Nicely observed. Bushman talks about this in his essay, "Joseph Smith and the Creation of the Sacred." He argues that one major reason for Joseph's lasting influence was that he "met a human need for the sacred": "He offered new sites for encountering the sacred, and it was the growing potency of these distinctive loci that set Mormonism apart from the rest of the Christian world." Bushman focuses on two: sacred words and sacred places.
In raw, untutored form, Joseph Smith gave his followers both words from heaven and spaces in which to pledge themselves to God. . . . We may devise our own explanations for Smith's influence in antebellum America. But if we asked the early converts, they most likely would have said they heard God in their prophet's words and found God in their holy city and in their sacred temple. We can look behind and beneath their explanations for one that satisfies us, but in the end we cannot lightly dismiss their own accounts of how the sacred entered their lives.

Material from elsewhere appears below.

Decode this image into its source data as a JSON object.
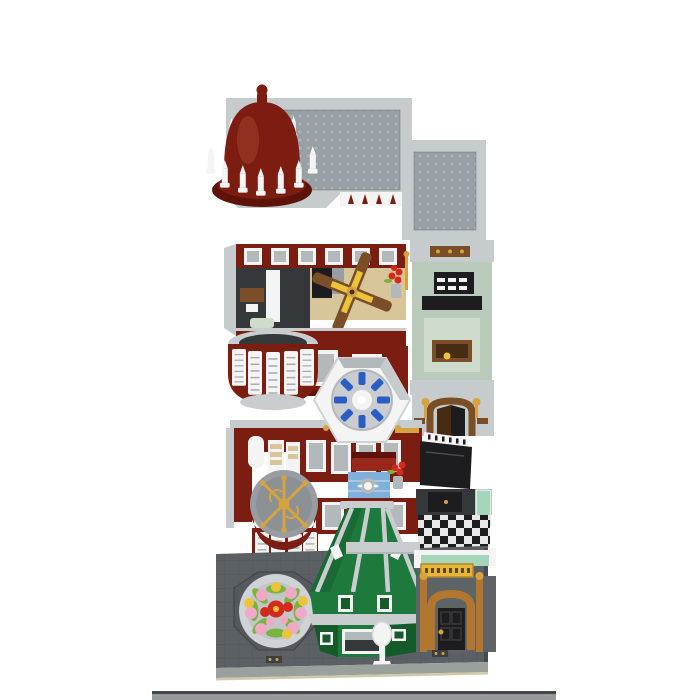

I like Bushman's essay because it also fits my own experience. I've had what I consider to be encounters with the divine a few times in my life, and they have all occurred in a Mormon context: while reading the Book of Mormon, while attending the temple, while participating in priesthood blessings, etc. I don't just mean a feeling of spiritual connection, but the feeling of the presence of a real, divine Other.

If Joseph Smith was a con man, the religious world he helped create has nevertheless been a great blessing in my life. I know others here don't feel that way, but it has been my experience.